Nanoparticles (NPs) are the fundamental backbone of nanotechnology due to their wide biomedical applications. Biogenic synthesis of gold NPs (AuNPs) using plant extracts are beneficial due to their nontoxicity, eco‐friendliness, and simplicity. In this study, the HE‐AuNPs were synthesized using Heliotropium eichwaldi L (HE) extract and then characterized by UV–visible (UV–vis) spectroscopy, Fourier transform–infrared (FT‐IR), scanning electron microscope (SEM), X‐ray diffractometer (XRD), and electron diffraction X‐ray spectroscopy (EDX) analysis.

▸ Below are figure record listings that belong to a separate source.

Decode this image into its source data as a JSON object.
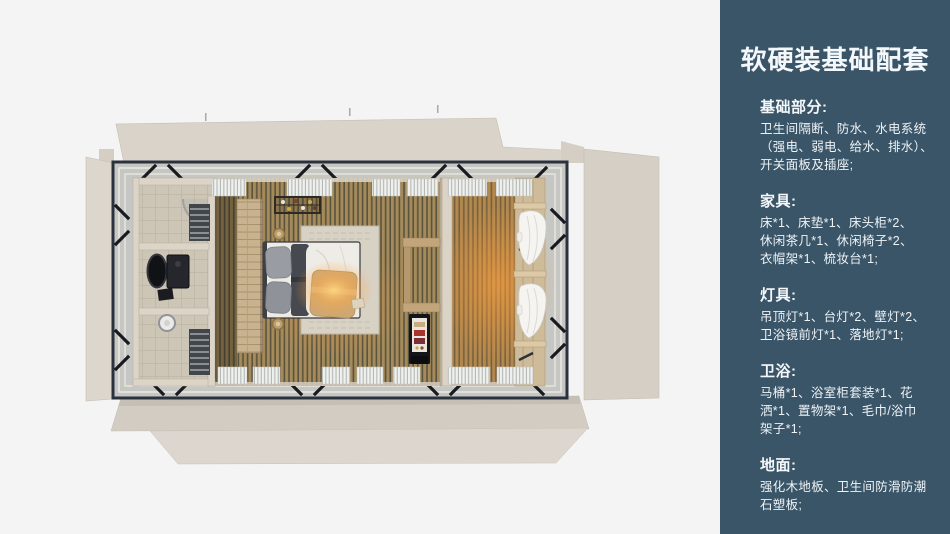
{
  "sidebar": {
    "title": "软硬装基础配套",
    "sections": [
      {
        "heading": "基础部分:",
        "lines": [
          "卫生间隔断、防水、水电系统",
          "（强电、弱电、给水、排水）、",
          "开关面板及插座;"
        ]
      },
      {
        "heading": "家具:",
        "lines": [
          "床*1、床垫*1、床头柜*2、",
          "休闲茶几*1、休闲椅子*2、",
          "衣帽架*1、梳妆台*1;"
        ]
      },
      {
        "heading": "灯具:",
        "lines": [
          "吊顶灯*1、台灯*2、壁灯*2、",
          "卫浴镜前灯*1、落地灯*1;"
        ]
      },
      {
        "heading": "卫浴:",
        "lines": [
          "马桶*1、浴室柜套装*1、花",
          "洒*1、置物架*1、毛巾/浴巾",
          "架子*1;"
        ]
      },
      {
        "heading": "地面:",
        "lines": [
          "强化木地板、卫生间防滑防潮",
          "石塑板;"
        ]
      }
    ]
  },
  "palette": {
    "background": "#f4f4f4",
    "sidebar_bg": "#3a5568",
    "sidebar_text": "#f5f8fa",
    "shell_beige": "#d8d1c8",
    "steel_frame": "#2a323e",
    "deck_gray": "#c6c7c2",
    "floor_wood": "#a58b5a",
    "floor_wood_dark": "#5a5340",
    "warm_glow": "#ffa24a",
    "wardrobe_wood": "#c8b28f",
    "bathroom_tile": "#cdc5b5",
    "bed_duvet": "#eeece7",
    "bed_throw": "#c9a877",
    "pillow_gray": "#999da3",
    "curtain_white": "#f5f4f1"
  }
}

UV–vis spectroscopy revealed a sharp peak λmax 567 nm, FT‐IR analysis confirmed the existence of different coating and reducing organic molecules, SEM analysis showed the elongated rod‐shaped morphologies with 20 nm size, XRD analysis authorized the crystalline structure of AuNPs with an average size of 11.11 nm for four key peaks (38.31°, 44.39°, 64.76°, and 77.65°), and EDX analysis revealed that Au (44.33%) was the main element of AuNPs compared to other surface coated elements C (35.05%) and O (20.62%). The influence of various intrinsic factors like pH, temperature, metal salt, HE extract, contact time, and stability period was also studied by UV–vis spectroscopy. Moreover, the AuNps were evaluated for their anti‐cholinesterase (anti‐AChE) potential to treat Alzheimer's disease (AD). HE‐AuNPs exhibited superb anti‐AChE activity (67 ± 0.03%) with 88 ± 0.31 μg IC50, compared to pure Au salt, which showed 7 ± 0.22% inhibition. According to the Lineweaver–Burk plot, HE‐AuNPs inhibit AChE noncompetitively, that is, Km remains unchanged, whereas Vmax decreased from 20 to 6.24 (42.4% to 82%). HE‐AuNPs do not affect KIapp, whereas increased Vmaxiapp from 17.5 to 29 (13% to 86.4%). The Km (Michaelis–Menten kinetic constants), KI (dissociation constant), and Ki (inhibitory constant) were found to be 0.041 mM, 66 μg, and 25 μg, respectively. Overall, our results highlighted the HE‐AuNPs promising latent as anti‐AChE, and the green methodology allows us to suggest these NPs as suitable agents for the development of drugs helpful in the treatment of AD.